Configurable mostly applies to the applications used in the supply chain: why use a one size fits all if you like different sizes? But take care not to mistake configurability with customization. Typically, any and all applications can be customized; however, costs and timelines will likely not be in sync with your expectations when it comes to risk mitigation or a necessary change in the supply chain process. Configurable should mean that your systems can be adjusted by you and your vendors on short notice, without months or even years of development. For example, if you have a dropdown with possible ports of transit, you want to be able to change the dropdown on the fly when the usual port of transit is closed due to a strike and you have to reroute. Or if you want to change the warehouse picking location of a popular product to a more convenient picking location, you want to be able to make that change right away, and vice versa when the hype surrounding that latest novelty subsides.
If volumes, destinations, number and location of suppliers, etc. fluctuate, so should the bandwidth of your supply chain. From a systems perspective, scalability is a key element; ensure the solution offered is scalable, whether that means it is in the cloud or otherwise. From a partner perspective, you do not want to get stuck with logistics routes that are forced upon you because the provider does not have the right fleet on lanes important to you, with unnecessary inventory, or with suppliers that cannot meet your demands. It is vital that you not only consider scalability issues, but also contractually determine them. It is a hidden cost for many businesses. First, prioritize where to be scalable – is it tradelanes, volumes on particular lanes, or in a broader sense ‘options’? Then work with your SC partners to test capabilities, by volume testing, analyzing production capacity at the supplier’s various locations, and verifying inventory levels. Finally relate your findings in contractual parameters.
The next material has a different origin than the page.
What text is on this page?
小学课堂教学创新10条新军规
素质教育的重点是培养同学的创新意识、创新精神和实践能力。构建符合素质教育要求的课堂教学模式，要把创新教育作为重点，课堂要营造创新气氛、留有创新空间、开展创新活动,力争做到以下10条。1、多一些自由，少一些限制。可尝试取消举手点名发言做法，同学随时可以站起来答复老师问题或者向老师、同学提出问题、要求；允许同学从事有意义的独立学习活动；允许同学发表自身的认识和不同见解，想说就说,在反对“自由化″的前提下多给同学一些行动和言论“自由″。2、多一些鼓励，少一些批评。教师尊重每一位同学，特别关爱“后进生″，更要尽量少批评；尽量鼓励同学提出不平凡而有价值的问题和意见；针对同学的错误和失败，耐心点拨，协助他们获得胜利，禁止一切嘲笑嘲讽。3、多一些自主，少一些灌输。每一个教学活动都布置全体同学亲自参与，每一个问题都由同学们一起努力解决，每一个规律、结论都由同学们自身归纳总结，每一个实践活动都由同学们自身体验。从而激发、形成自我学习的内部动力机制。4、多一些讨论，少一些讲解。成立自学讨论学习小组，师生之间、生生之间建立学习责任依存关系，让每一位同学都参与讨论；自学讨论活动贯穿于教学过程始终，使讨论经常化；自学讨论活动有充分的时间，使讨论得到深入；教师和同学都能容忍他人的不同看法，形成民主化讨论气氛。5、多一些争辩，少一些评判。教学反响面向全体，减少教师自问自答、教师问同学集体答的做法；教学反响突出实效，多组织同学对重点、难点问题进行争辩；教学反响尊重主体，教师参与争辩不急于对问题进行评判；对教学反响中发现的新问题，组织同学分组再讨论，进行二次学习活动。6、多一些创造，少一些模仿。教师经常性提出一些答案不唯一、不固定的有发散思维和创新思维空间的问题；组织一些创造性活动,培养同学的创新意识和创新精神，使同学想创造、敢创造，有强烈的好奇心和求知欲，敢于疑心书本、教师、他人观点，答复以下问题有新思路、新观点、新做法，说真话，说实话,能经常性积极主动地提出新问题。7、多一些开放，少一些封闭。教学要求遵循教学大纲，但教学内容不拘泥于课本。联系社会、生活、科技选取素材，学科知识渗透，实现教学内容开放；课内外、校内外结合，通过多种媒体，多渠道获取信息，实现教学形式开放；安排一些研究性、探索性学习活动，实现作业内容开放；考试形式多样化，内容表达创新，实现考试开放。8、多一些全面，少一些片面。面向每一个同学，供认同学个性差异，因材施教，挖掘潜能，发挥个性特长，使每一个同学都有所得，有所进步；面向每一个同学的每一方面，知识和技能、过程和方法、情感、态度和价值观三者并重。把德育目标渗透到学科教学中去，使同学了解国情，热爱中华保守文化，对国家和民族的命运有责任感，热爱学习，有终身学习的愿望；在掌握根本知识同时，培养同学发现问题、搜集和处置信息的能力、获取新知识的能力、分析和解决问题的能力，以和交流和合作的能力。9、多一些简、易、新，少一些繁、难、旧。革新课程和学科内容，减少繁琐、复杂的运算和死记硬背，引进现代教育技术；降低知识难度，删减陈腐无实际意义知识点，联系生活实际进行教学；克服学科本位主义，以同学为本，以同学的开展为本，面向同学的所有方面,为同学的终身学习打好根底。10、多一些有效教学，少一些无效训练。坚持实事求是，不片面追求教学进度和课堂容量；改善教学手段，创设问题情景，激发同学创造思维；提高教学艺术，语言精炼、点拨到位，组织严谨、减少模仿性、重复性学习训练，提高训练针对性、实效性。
If nothing else, you want your supply chain and the applications you use to be stable. Downtime costs money as every SC is now 24/7. So be aware of your providers Service Level Agreements (SLAs), whether it is uptime, delivery time, or handling time. Ensure KPIs and metrics are available to proactively monitor the numbers. Add clauses to the contract with penalties and/or opt out clauses in case SLAs aren’t met. Be prepared for calamities by working with your vendors on unified Business Continuity & Disaster Recovery Plans, have a backup plan for vendors and partners, and never take stability for granted. Coordinate with your vendors on penetration tests to ensure your data is safe. The preventative money spent will be worth it to sleep better every night knowing you are prepared. And now and again, throw some coffee on a pc to see what happens.
In the end, it is clear that despite the randomness of nature, legislative proceedings, or sales driven events, preparation goes a long way. It is difficult enough to be great when it is business as usual, but when you document scenarios and scripts on how to deal with the unknown, work with your buyers, manufacturers, logistics service providers, and sellers to discuss potential scenarios and create a cross company team to anticipate the steps to take in a crisis situation, you can be great even when adversity hits.